Chapter 19

Background color
Font
Font size
Line height

"Drew, c'mon," Calvin's pleading voice said from the other side of the bathroom door. "Can you open the door? You can't stay in there forever."

At some point, when my pathetic whimpers had died down to pathetic labored breathing, Calvin planted himself on the other side of the door and began his attempts to coax me out. They were progressively getting less sugar coated, and I couldn't blame him. I didn't want him to be on the receiving end of my downward spiral. But our exchange awakened something in me. I couldn't explain it to him if I tried. I didn't understand it myself.

I was sitting on the edge of the bathtub. I was paralyzed in my embarrassment. How was I supposed to walk out and face him, after what I did? I've done a lot of humiliating things in my life (90% of them are crying related) but this one definitely tops the list.

All I wanted was to go home. I didn't want to talk about it. I didn't want to walk out there and pretend it was okay, or worse yet, see him and break down again. I just wanted to go home.

That urge was strong enough for me to say something. It would be something selfish and unhelpful to him, but at least he'd know I was still breathing.

"Can you get my phone?" I asked. The moment it left my mouth I wished I would have cleared my throat first. My voice sounded so weak. I hardly recognized it.

"Will you let me in if I do?" He retorted. I could picture his skeptical face and crossed arms. It was almost comforting.

"Sure." I'll have to, to get my phone.

I listened to his footsteps retreat and then return. He was quick. Clearly very eager.

He knocked on the door twice and said, "Delivery."

I felt like a weighed a million pounds as I dragged myself up and over to the door. I took a deep breath (and a glance in the mirror) to collect myself before swinging the door open.

Calvin's shoulders relaxed when he saw me. He held my phone out toward me and leaned against the door frame. I took it from his hands eagerly. I typed out the quickest S.O.S. message of my life before pocketing the phone and staring down at the floor. His eyes were boring into me. He was somehow more casual now than when I first got to his house. Maybe he grew to expect me to act crazy.

"You're really gonna leave me hanging, huh?" Calvin said. I was surprised by how calm he sounded. He should be mad. As if I hadn't put him through the ringer enough. "Can you look at me at least?"

I couldn't deny him that much. I managed to meet his eyes. He had a frown on his face I couldn't quite place. He simultaneously felt way too close, and impossibly far away.

"I would've waited on the other side of that door for centuries to make sure you were okay.
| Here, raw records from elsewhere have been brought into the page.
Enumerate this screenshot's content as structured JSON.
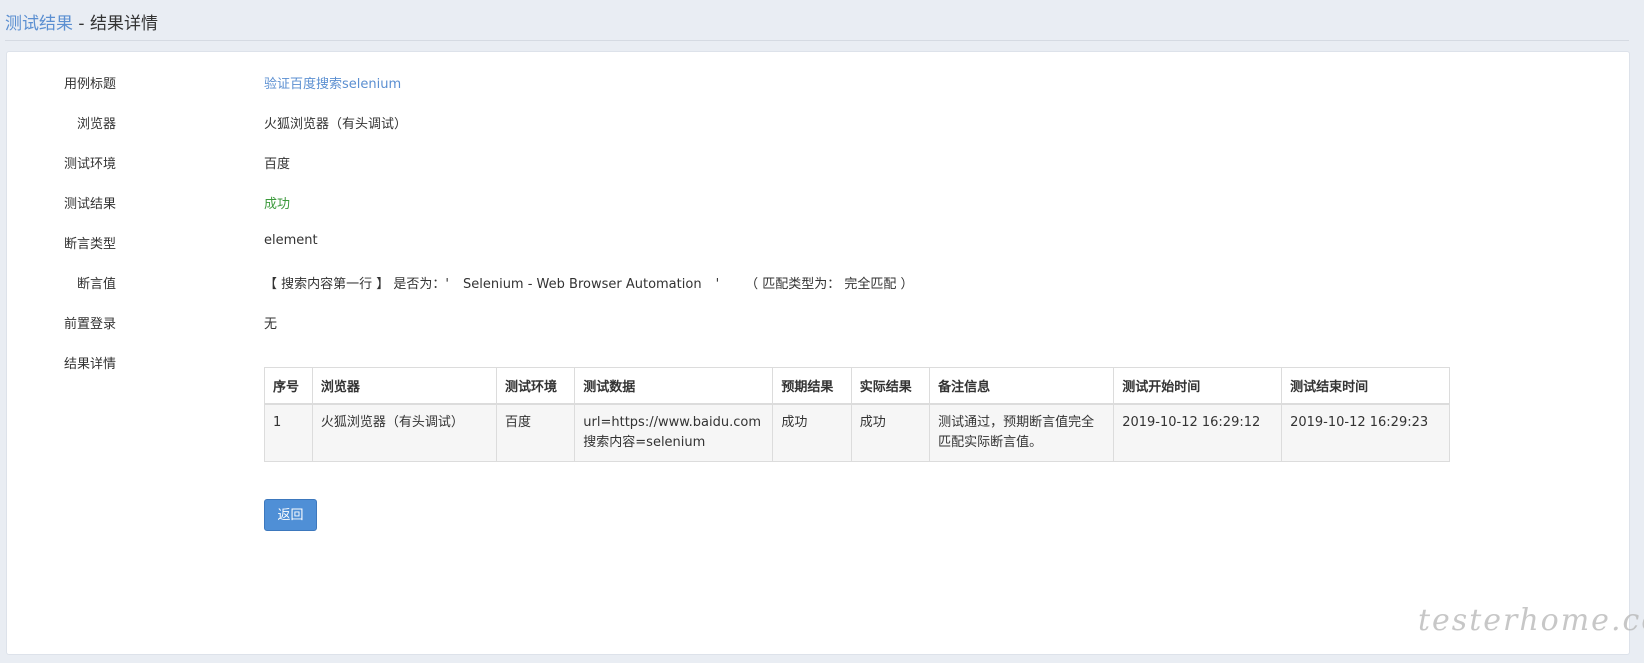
{
  "header": {
    "crumb_link": "测试结果",
    "separator": " - ",
    "current": "结果详情"
  },
  "fields": {
    "case_title_label": "用例标题",
    "case_title_value": "验证百度搜索selenium",
    "browser_label": "浏览器",
    "browser_value": "火狐浏览器（有头调试）",
    "env_label": "测试环境",
    "env_value": "百度",
    "result_label": "测试结果",
    "result_value": "成功",
    "assert_type_label": "断言类型",
    "assert_type_value": "element",
    "assert_value_label": "断言值",
    "assert_value_part1": "【 搜索内容第一行 】 是否为：'",
    "assert_value_part2": "Selenium - Web Browser Automation",
    "assert_value_part3": "'",
    "assert_value_part4": "（ 匹配类型为： 完全匹配 ）",
    "pre_login_label": "前置登录",
    "pre_login_value": "无",
    "detail_label": "结果详情"
  },
  "table": {
    "headers": [
      "序号",
      "浏览器",
      "测试环境",
      "测试数据",
      "预期结果",
      "实际结果",
      "备注信息",
      "测试开始时间",
      "测试结束时间"
    ],
    "rows": [
      {
        "index": "1",
        "browser": "火狐浏览器（有头调试）",
        "env": "百度",
        "data_line1": "url=https://www.baidu.com",
        "data_line2": "搜索内容=selenium",
        "expected": "成功",
        "actual": "成功",
        "note": "测试通过，预期断言值完全匹配实际断言值。",
        "start_time": "2019-10-12 16:29:12",
        "end_time": "2019-10-12 16:29:23"
      }
    ]
  },
  "buttons": {
    "back": "返回"
  },
  "watermark": "testerhome.com",
  "colors": {
    "link": "#5b8fd1",
    "success": "#3c9a3c",
    "button": "#4f8fd6",
    "background": "#e9edf3"
  }
}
That being said, thank fuck I can finally see your face." He leaned away from the door, but kept a hand on the frame as if to steady himself. "I am so sorry, Drew."
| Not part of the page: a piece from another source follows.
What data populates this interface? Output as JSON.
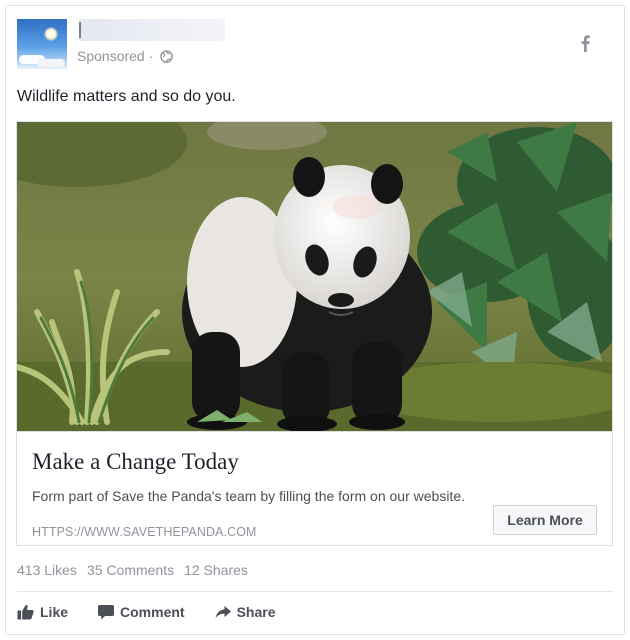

I paused. Is the room spinning? I thought, wasn't it my fault?

"I never meant to push you or make you uncomfortable. I promise, my intention wasn't to force you to do anything you didn't want to do. I care about you a lot. In the future, I swear I'll be more communicative so nothing like this ever happens again. That's assuming you want to see me again after this."
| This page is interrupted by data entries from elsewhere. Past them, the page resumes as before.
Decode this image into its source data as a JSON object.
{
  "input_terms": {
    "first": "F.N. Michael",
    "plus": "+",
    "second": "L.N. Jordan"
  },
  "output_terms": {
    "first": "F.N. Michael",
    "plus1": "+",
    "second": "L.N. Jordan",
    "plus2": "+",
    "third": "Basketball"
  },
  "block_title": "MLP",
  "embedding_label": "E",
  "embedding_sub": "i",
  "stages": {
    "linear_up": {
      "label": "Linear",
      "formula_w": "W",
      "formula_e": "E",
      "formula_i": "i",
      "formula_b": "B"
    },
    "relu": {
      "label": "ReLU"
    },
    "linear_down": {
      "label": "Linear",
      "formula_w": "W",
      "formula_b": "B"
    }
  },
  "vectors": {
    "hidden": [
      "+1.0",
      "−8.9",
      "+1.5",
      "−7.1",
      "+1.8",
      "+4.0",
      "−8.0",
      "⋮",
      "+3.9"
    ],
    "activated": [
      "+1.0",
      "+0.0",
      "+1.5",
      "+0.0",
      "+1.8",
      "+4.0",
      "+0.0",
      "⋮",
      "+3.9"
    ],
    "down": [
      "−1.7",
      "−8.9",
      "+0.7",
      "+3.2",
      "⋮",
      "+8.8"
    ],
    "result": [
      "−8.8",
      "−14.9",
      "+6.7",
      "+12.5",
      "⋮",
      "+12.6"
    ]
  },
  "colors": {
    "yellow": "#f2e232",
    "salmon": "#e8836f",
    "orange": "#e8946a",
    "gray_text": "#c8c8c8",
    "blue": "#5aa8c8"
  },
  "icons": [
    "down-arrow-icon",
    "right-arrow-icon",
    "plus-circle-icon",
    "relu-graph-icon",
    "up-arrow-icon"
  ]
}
I should've said something comforting. I should have corrected him. He didn't force me, I initiated everything. I thought I knew what I wanted, but I didn't know anything.

I shouldn't have put either of us in that situation. It wasn't fair for me to hide from my problems with you, and it wasn't fair for me to push myself. I don't know why but something fired in my brain when you touched me and I want to hug you and tell you it wasn't your fault, but I need as much space as possible right now or I can't breathe.

I should have said that.

Instead, I stood there. He stared at me patiently, apologetically. I could practically see the halo over his head. I waited until I heard a honk outside, and I left the house without explanation.